那么實際是根據是否為None來處理異常:

x, y = 1, 0
result = careful_divide(x, y)
if result is None:
    print('Invalid inputs')

編程者此時可能會錯誤地以為是返回False來處理,那么此時當結果為0的時候,運行結果錯誤:

x, y = 0, 5
result = careful_divide(x, y)
if not result:
    print('Invalid inputs') # This runs!
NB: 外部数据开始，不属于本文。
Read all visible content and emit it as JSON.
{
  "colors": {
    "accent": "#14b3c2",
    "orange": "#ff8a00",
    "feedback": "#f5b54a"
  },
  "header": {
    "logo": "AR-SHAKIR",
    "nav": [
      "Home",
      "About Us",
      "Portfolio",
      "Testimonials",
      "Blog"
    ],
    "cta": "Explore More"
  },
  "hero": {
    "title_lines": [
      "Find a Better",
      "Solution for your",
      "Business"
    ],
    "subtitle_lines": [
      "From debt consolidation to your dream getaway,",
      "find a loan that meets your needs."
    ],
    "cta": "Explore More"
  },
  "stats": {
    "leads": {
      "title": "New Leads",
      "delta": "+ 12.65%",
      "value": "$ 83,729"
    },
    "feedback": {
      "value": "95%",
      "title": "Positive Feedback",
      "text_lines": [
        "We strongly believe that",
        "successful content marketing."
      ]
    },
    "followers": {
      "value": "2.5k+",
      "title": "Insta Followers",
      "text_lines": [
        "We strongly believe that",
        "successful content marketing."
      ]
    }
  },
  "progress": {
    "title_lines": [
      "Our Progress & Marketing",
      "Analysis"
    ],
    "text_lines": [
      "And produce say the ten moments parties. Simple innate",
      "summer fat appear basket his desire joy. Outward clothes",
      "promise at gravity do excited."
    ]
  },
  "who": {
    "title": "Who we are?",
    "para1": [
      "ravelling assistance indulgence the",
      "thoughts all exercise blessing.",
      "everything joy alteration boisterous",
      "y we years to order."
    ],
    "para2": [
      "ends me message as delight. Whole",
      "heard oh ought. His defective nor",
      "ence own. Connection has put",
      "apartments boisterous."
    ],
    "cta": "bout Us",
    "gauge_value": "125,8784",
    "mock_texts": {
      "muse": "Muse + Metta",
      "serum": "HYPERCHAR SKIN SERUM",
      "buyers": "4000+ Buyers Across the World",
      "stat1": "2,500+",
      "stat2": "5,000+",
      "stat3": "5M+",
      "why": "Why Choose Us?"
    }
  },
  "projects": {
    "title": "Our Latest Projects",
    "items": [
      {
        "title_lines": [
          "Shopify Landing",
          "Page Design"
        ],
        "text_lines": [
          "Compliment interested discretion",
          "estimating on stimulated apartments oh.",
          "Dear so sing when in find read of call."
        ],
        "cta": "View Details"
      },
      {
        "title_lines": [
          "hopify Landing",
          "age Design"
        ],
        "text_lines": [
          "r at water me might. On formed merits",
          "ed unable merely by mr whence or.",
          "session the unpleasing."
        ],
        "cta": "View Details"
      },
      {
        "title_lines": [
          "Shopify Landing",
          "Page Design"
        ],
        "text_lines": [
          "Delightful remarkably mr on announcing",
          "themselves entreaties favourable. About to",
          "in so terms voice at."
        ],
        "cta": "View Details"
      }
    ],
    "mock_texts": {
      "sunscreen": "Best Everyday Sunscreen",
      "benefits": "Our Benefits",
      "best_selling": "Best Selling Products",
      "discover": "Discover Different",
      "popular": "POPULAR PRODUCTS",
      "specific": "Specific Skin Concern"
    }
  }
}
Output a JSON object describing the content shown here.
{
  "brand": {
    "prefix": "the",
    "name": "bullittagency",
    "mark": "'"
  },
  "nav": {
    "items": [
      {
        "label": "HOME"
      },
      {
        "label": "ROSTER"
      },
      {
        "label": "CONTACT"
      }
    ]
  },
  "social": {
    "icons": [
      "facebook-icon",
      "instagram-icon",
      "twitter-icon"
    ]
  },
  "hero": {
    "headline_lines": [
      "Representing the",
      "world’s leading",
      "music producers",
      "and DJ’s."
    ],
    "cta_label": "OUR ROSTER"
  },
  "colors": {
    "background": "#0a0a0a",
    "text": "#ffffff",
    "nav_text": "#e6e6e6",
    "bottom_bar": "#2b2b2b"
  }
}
But shouldn't
>>>
Invalid inputs

此時,可以拆成兩部分返回,一部分是是否正常,另一部分是返回值:

def careful_divide(a, b):
    try:
        return True, a / b
    except ZeroDivisionError:
        return False, None

那么這樣就可以用拆包的方式來進行:

success, result = careful_divide(x, y)
if not success:
    print('Invalid inputs')
_, result = careful_divide(x, y)
if not result:
    print('Invalid inputs')

但是用戶容易又被None和0的問題困惑。
此時不要返回None,而是拋出異常:

def careful_divide(a, b):
    try:
        return a / b
    except ZeroDivisionError as e:
        raise ValueError('Invalid inputs')
x, y = 5, 2
try:
    result = careful_divide(x, y)
except ValueError:
    print('Invalid inputs')
else:
    print('Result is %.1f' % result)
>>>
Result is 2.5

最好加上返回的類別,然后在文檔中表明拋出什么異常。這樣,用戶就可以處理異常。整理如下:

def careful_divide(a: float, b: float) -> float:
    """Divides a by b.
    Raises:
        ValueError: When the inputs cannot be divided.
    """
    try:
        return a / b
    except ZeroDivisionError as e:
        raise ValueError('Invalid inputs')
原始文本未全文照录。